Magnussen & Albon’s Crash
After a long talk about the tire disasters, let’s come to the final talking point of this race review. Magnussen and Albon’s crash at the end of Lap 1 that brought out the Safety Car. Coming into this race, there was a 60% historical chance of a Safety Car. This means that after looking at all the British GPs in history, there was a 60% chance of a Safety Car in this race. But nobody knew that it would come out so soon!
As shown in the video above, Albon tried to go for a move on the inside of Magnussen at Club. Magnussen hit the inside kerb of the Vale chicane badly, which then threw him off the racing line, but mainly slowed him down. Since he had such a bad exit, Albon tried to make a move down the inside. Bet there was no space, and Albon collected the Haas car and sent Magnussen into the gravel trap and out of the race.
If you look at the video you will notice that there was space when Magnussen made the mistake coming out of Vale. Albon took that space and tried to overtake Magnussen. That space was always going to disappear because Magnussen had already started turning in for Club, so Albon’s move was evidently ambitious. The Race Stewards reviewed the video footage and then decided that Albon’s move was “too late”, and gave him a five-second time penalty. Albon served the penalty when he came in for his first pit-stop. This means he came into the pits, and the mechanics had to wait for 5 seconds. Then they could make the pitstop, and change Albon’s tires. The stewards also noted he appeared to try to pull out of the attempt to pass the Haas.
“The stewards reviewed video evidence and determined that Albon was predominantly
at fault for the collision at turn 18 [Club],” they explained.
“Passes at turn 18 are unusual and difficult to execute. While Albon appeared to be the faster car the Stewards determined that he attempted the pass too late and the gap on the inside of car 20 [Magnussen] was always going to diminish.
“It appeared that he attempted to back out of the pass at the last second. The stewards took into account that Magnussen had a slower exit from turn 17.”
Albon also received 2 penalty points on his Super License for the incident.

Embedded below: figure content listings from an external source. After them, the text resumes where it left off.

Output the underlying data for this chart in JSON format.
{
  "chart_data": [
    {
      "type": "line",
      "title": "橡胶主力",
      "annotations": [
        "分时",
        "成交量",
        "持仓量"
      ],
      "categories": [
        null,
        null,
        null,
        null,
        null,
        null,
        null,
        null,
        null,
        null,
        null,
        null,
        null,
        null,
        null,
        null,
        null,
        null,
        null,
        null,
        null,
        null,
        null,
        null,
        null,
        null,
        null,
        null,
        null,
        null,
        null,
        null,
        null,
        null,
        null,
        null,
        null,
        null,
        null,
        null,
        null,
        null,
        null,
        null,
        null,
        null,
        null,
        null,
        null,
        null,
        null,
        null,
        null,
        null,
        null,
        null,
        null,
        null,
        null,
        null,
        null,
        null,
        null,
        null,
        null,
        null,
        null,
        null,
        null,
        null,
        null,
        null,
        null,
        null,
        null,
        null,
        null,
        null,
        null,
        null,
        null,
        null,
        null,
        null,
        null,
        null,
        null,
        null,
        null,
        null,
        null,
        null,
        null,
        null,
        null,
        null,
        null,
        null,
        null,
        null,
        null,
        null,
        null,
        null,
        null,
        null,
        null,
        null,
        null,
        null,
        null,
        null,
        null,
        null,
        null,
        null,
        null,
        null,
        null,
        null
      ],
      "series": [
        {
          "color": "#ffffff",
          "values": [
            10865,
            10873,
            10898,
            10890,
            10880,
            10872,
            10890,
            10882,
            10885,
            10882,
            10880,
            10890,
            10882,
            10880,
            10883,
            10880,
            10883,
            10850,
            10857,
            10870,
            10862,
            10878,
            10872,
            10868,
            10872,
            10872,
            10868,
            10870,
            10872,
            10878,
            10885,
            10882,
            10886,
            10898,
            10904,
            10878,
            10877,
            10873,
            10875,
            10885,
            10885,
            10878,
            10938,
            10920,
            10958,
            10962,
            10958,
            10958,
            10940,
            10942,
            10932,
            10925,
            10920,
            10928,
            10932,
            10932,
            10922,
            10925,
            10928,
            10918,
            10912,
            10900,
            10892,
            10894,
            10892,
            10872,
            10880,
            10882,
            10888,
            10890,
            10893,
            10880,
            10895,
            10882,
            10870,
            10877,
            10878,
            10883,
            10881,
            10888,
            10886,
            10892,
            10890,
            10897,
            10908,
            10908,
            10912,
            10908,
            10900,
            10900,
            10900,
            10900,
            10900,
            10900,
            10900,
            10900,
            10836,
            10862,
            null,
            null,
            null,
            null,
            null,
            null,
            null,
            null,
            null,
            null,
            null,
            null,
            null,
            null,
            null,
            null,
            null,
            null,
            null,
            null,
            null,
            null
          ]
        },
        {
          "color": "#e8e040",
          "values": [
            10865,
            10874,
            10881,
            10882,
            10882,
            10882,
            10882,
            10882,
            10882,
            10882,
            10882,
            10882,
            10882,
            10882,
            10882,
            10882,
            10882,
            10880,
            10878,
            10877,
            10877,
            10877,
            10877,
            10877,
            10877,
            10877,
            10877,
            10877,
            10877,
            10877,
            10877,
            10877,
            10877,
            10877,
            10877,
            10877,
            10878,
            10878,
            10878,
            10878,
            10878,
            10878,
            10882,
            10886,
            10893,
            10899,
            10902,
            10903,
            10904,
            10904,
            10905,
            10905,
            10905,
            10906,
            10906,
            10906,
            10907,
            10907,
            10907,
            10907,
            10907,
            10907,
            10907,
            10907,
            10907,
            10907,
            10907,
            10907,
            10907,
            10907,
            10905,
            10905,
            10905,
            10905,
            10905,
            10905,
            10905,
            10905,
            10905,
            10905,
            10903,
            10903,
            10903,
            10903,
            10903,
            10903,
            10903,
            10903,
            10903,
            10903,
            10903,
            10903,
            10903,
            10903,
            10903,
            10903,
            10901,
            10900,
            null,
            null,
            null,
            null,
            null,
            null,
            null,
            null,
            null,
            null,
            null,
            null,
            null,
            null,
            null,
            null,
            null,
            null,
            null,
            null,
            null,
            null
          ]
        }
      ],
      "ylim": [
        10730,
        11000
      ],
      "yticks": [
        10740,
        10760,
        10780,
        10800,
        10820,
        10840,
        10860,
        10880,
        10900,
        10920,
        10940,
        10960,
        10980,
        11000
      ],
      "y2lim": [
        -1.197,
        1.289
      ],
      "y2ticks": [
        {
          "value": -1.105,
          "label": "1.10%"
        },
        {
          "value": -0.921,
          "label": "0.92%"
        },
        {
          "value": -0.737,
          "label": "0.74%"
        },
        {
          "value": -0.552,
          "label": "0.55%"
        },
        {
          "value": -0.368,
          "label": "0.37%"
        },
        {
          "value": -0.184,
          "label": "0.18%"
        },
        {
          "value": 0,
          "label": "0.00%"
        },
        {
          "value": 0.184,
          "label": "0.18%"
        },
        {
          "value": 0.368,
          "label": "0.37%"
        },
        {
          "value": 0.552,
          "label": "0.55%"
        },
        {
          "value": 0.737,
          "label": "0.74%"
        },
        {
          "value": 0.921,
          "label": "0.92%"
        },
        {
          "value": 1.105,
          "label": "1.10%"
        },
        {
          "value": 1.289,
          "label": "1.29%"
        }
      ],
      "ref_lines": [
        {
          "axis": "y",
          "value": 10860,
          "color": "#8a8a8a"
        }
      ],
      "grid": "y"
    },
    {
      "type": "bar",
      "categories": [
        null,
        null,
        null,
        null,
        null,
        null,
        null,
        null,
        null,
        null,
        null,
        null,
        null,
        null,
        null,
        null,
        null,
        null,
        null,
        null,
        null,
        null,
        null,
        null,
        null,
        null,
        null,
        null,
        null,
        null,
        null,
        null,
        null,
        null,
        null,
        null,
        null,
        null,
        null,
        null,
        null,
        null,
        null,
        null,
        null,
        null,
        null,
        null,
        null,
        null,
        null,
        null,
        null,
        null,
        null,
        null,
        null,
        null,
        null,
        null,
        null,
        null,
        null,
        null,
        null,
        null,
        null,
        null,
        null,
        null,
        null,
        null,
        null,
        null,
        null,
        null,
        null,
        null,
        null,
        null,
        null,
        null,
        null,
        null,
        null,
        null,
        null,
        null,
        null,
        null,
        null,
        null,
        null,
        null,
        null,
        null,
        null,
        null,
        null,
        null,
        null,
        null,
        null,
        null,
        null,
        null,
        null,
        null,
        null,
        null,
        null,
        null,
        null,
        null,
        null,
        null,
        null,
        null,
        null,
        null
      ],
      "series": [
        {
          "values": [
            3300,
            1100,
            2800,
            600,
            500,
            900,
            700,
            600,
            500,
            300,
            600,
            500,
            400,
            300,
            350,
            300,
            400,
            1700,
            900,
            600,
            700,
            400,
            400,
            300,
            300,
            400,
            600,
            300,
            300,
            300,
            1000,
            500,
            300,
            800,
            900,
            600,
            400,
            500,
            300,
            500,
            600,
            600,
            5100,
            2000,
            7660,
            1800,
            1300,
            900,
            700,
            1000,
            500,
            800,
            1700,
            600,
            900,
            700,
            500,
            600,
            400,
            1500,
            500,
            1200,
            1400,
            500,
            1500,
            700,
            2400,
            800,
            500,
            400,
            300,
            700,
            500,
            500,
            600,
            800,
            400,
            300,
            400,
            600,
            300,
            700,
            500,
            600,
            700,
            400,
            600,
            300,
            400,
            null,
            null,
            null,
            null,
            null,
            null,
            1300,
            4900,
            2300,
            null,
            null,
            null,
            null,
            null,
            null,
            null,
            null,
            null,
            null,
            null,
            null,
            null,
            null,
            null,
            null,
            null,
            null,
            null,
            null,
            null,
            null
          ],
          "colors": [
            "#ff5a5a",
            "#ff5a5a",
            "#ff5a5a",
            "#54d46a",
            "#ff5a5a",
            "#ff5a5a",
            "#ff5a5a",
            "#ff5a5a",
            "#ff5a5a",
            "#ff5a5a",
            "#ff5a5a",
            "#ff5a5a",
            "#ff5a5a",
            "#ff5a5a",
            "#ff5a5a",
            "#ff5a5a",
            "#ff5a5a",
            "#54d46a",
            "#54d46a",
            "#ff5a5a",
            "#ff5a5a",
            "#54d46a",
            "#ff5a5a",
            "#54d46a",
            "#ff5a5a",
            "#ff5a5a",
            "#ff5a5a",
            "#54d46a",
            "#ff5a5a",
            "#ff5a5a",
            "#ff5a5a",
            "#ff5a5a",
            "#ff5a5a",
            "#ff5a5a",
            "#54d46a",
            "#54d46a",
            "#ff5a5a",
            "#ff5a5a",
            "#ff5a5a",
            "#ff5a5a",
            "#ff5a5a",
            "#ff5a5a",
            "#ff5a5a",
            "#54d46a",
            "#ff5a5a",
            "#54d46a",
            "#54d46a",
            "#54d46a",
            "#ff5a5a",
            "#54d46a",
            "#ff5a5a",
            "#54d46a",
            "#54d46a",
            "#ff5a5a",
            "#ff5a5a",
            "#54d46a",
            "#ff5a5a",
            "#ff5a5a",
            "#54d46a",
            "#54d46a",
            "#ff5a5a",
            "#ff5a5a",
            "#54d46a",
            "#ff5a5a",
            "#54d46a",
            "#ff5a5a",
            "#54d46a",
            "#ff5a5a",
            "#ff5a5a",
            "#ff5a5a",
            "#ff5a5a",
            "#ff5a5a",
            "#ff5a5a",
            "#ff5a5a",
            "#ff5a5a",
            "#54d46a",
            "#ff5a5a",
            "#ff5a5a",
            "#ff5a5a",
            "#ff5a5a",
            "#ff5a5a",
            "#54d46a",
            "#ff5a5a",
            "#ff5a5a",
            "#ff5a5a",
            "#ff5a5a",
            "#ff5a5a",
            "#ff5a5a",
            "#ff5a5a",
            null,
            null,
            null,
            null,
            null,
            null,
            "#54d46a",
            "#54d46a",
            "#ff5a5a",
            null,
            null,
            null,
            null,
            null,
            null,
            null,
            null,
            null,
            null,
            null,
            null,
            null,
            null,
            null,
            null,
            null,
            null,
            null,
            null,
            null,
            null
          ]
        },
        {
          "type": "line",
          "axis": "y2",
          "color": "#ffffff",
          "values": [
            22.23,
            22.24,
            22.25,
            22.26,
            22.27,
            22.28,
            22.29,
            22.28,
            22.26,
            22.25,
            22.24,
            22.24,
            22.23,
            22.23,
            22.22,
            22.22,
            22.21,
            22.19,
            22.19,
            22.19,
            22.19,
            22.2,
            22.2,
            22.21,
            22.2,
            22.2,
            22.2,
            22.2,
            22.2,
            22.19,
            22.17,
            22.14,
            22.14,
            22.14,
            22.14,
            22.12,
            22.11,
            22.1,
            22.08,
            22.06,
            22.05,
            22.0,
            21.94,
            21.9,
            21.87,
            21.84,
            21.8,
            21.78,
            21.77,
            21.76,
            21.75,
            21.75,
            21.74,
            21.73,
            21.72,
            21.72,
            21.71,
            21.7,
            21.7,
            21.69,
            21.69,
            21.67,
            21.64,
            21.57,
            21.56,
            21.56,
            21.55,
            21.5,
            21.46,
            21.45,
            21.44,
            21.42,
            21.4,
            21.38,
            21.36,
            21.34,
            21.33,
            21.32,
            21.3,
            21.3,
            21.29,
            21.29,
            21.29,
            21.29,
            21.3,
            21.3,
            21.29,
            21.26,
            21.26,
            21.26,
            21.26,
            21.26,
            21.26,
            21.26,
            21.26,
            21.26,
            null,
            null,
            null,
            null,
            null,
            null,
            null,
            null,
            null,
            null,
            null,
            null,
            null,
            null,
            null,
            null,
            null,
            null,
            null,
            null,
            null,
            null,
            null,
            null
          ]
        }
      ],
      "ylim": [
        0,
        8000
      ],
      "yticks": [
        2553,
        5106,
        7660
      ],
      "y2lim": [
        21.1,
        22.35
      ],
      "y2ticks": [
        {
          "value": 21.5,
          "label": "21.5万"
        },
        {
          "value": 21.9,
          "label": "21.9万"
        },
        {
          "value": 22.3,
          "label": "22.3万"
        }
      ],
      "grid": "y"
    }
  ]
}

This incident is pretty controversial, as it is a racing incident, yet Albon was penalized. Many do agree that Albon shouldn’t have gone for that move down the inside. So it does seem logical that Albon had a penalty. After that, Albon had an exciting race. He made an amazing recovery drive, with punctures aiding him to bring home a P8 finish for the Red Bull driver. Albon’s teammate Max Verstappen finished in P2, which was a great finish, but could’ve been a win if he didn’t pit in to go for the fastest lap. Without the pitstop, Verstappen would’ve easily won the race after Hamilton’s puncture.
This is the end of the F1ntastic 2020 British Grand Prix Race Review. I really enjoyed writing about the British GP, and I hope you enjoyed reading about it. Stay safe, and stay on the lookout for new posts.